Por: Carmen Imbert Brugal
Ineludible la efemérides para una generación espantada y comprometida. Esa que soñó y apostó por la utopía, sin imaginar cadáveres ni soledad, traiciones ni engaños. Segura del triunfo de la justicia y la equidad. Rodeada de poemas y entonando canciones para resistir emboscadas. Juventud subversiva, empeñada en la invención y creación, de un mundo mejor. Con sus altares y deidades intocables, sus ficciones sin contradicción. En la calle, en la tertulia, en el entrenamiento y el desclase, retaba al destino y pretendía ignorar sus trampas. Apostaba, de manera constante, sin presentir deserciones y esa quietud difusa del hartazgo que obliga a claudicar cuando la ambición pervierte. Expuesta a la tortura, a la cárcel, al destierro, sin sospechar el costo de ese deambular pesaroso sin sosiego ni retorno. La inquietud del exilio que transforma y deconstruye. Un 11 de septiembre inacabable, persistente, con la carga de horror que concitó la solidaridad y el repudio por doquier. Esperanza truncada, manos quebradas, huérfanos, viudez, pánico, maternidad usurpada, subrogada sin consentimiento. Descaro sin posibilidad de comedimiento y sin rechazo. En el momento del bombardeo a “La Moneda” se escucha a Pinochet decir, con sorna, al vice almirante Carvajal: Se mantiene el ofrecimiento de sacarlo del país- a Salvador Allende- pero el avión se cae, viejo, cuando vaya volando. Más vale matar la perra y se acaba la leva, viejo. Pervive la voz que atormentó durante 15 años a la población aterida. Y la proclama fatal: Misión cumplida. Moneda tomada. Presidente muerto. La grabación existe gracias a la interferencia de un ciudadano, la osadía preservó las trazas de la ignominia. Testimonio inculpatorio que Patricia Verdugo convirtió en bestseller. Ese 11 pauta la cuota de compensación mortal, la sucesión absurda de venganza que colmó estadios, fosas, ríos, montañas, mares y conciencias. “Por cada miembro de las Fuerzas Armadas que sufra se fusilan cinco marxistas…”.

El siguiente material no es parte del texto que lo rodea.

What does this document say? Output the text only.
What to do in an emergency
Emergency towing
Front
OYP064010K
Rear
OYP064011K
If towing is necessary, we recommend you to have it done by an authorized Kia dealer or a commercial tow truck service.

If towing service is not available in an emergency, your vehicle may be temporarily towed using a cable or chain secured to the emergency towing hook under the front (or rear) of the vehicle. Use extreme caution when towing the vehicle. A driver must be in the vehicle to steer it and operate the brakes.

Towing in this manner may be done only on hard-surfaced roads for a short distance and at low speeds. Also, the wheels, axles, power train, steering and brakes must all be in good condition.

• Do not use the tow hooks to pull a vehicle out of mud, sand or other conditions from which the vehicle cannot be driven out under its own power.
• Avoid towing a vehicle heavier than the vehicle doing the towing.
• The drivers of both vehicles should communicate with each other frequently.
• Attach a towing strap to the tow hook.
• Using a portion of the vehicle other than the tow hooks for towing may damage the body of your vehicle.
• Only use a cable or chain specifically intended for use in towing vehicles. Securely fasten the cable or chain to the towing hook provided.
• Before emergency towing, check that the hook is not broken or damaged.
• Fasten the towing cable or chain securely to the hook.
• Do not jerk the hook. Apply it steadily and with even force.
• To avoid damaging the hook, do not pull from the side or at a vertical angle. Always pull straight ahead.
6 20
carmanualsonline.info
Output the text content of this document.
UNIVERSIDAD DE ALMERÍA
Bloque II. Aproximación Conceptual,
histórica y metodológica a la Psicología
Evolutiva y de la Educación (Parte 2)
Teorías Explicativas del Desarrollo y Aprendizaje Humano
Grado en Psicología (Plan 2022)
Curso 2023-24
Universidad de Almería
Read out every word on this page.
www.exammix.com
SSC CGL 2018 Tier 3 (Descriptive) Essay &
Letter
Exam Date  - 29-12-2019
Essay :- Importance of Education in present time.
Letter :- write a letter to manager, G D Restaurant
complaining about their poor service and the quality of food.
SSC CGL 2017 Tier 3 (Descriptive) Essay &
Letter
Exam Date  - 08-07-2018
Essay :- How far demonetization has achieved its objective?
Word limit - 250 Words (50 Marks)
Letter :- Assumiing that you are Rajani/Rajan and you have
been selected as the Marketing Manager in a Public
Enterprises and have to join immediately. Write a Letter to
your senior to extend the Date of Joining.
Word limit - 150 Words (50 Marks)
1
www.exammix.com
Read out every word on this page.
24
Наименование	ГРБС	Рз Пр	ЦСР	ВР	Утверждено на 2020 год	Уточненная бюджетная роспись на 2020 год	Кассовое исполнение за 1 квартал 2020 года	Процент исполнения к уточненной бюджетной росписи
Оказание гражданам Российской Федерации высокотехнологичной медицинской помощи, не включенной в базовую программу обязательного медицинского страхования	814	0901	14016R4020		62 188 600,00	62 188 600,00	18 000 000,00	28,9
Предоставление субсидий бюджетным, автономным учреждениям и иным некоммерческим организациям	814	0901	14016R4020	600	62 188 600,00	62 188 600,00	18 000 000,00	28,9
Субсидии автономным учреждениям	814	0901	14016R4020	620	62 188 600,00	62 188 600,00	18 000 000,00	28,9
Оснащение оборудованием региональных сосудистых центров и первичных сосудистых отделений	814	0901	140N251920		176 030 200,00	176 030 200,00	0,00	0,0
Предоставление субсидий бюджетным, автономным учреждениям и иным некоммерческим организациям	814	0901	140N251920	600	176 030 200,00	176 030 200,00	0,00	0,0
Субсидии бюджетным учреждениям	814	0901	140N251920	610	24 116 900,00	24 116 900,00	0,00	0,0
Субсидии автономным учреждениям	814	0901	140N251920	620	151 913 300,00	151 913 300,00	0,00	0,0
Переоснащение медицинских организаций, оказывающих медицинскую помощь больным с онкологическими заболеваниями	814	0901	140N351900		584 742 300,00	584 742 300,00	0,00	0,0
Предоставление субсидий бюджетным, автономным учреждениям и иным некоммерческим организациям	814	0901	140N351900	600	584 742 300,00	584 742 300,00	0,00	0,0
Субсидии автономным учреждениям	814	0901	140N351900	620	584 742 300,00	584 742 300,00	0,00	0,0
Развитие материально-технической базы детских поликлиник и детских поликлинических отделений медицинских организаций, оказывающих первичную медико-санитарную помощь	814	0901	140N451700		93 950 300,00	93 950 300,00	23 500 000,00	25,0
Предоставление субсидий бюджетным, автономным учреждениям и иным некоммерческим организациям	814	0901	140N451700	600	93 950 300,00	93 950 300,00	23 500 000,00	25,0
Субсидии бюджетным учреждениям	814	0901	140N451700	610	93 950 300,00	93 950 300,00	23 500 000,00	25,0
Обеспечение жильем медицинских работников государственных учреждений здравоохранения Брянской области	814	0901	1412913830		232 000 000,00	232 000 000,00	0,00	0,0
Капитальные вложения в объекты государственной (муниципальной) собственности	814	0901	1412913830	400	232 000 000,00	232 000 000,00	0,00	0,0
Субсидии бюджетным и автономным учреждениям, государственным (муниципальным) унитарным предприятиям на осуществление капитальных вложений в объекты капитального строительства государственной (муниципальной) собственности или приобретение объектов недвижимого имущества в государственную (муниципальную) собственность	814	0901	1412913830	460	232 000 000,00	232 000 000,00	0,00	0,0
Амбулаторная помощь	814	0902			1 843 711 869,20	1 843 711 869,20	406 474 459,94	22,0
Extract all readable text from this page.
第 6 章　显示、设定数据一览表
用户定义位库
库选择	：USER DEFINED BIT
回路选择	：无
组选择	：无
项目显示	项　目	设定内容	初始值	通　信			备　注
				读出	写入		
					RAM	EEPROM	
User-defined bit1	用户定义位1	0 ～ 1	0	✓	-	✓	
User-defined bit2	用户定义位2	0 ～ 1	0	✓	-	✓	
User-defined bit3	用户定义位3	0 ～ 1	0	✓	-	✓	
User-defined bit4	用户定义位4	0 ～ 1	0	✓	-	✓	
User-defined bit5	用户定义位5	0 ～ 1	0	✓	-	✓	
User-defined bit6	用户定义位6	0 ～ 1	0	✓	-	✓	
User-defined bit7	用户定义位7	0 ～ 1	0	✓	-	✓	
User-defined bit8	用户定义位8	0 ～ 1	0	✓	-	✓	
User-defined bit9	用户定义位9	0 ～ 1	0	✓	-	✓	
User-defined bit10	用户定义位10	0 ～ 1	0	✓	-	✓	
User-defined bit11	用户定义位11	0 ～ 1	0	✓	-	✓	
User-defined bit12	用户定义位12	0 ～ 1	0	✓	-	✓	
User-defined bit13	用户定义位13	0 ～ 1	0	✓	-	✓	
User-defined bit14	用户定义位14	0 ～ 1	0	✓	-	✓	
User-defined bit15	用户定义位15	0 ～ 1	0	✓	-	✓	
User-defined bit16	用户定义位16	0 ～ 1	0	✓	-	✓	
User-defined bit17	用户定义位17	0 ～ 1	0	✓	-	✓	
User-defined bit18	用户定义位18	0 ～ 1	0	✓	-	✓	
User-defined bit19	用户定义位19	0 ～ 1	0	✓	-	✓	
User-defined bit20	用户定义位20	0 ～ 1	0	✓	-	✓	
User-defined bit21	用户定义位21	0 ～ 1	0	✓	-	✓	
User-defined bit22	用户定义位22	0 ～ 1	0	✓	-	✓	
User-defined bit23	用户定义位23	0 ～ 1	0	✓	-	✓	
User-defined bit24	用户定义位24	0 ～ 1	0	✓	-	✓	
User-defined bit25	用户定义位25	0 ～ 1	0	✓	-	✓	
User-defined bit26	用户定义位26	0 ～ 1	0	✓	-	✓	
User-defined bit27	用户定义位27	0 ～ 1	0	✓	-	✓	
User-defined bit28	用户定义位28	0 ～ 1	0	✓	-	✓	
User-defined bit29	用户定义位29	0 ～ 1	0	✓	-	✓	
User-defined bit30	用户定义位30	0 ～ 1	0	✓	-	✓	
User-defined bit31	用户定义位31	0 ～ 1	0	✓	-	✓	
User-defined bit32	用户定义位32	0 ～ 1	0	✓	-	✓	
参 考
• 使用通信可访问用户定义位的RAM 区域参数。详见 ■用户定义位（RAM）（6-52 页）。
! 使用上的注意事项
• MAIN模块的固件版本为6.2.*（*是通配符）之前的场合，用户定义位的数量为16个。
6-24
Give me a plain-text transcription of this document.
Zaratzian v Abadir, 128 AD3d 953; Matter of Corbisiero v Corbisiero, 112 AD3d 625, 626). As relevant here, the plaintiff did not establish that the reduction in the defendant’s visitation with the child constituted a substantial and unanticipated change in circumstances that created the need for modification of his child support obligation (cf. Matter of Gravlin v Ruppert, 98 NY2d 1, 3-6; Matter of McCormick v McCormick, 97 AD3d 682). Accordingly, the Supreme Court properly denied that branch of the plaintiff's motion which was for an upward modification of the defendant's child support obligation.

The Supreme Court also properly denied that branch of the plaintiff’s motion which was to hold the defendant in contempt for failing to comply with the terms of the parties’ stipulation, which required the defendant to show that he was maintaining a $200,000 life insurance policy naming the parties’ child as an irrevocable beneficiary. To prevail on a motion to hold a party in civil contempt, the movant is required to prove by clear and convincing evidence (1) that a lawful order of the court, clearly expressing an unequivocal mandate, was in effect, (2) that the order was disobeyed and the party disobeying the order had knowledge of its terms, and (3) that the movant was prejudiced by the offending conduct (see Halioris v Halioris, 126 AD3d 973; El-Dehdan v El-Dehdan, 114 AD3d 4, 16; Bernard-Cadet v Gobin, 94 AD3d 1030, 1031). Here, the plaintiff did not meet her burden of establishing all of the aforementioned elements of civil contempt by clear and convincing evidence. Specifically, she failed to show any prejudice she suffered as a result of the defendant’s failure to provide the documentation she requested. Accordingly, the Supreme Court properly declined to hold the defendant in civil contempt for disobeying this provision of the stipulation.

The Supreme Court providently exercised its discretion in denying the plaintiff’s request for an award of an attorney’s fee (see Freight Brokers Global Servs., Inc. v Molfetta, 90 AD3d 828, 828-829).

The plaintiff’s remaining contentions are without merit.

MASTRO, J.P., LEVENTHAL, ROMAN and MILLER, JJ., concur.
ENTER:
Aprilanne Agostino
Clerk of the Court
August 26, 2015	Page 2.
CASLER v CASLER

Aquel temor a ratas y estupros, reguero de emasculados sangrantes. Gritos y desmesura. Infierno que libró de sus llamas a centenares que iniciaron un peregrinar desolador y ocuparon ciudades europeas, porque el vecindario era peligroso. Las cifras de muertos y desaparecidos están consignadas en informes irrefutables que durante lustros fueron ignorados por la complicidad. El 5 de octubre de 1988 con su NO, y las elecciones que convirtieron a Patricio Aylwin en presidente de Chile, luego de 15 años de espanto, no impidieron, año tras año la evocación. El 11 convocaba a la grey. Señal inmancable para recomponer historias, fracasos, dolores, aciertos. Para el recuento de la vesania uniformada, ejecutora de crímenes inenarrables. Para desmadejar agravios, recalcar el detalle del terror paralizante, el ulular de sirenas y ese río Mapocho arrastrando sangre de cualquiera, de todos. Para repetir lo dicho, con dimensión de profecía, por Salvador Allende en el umbral del sacrificio: estas palabras no tienen amargura sino decepción. Esa decepción que ha convertido en erráticos a los ilusos, a los derrotados por sus propios yerros y ambición sin sacrificio.
El 11 de septiembre del 2001, 28 años después del inicio de la desventura chilena, con documentos desclasificados y ninguna fantasía sino evidencias del plan genocida, las Torres newyorkinas y su significado, intervinieron el 11 único, emblemático y estremecedor. La remembranza conspira y expone aquella adolescencia embaída que encanece y evoca. Las imágenes hechizantes hoy se destiñen y nada significan para la contemporaneidad que reproduce, una y otra vez, el derrumbe y la agonía en las Torres Gemelas. “La Moneda” ardiendo, aquel símbolo de una generación, queda en un relicario blanco y negro. La ilusión de Alamedas y niños nuevos, también. La utopía se deshizo en selvas y ciudades, cedió banderas al crimen. La narco política enmoheció fusiles y alimentó la codicia de liderazgos perversos. Ya no hay mentiras. Tampoco la verdad es estandarte y decepción no es amargura, sino proclama. Conviven dos 11. Sin yihadistas, quizás vivíamos mejor, esperando el día de la gran ternura de Neruda y creyendo que los de entonces seríamos los mismos.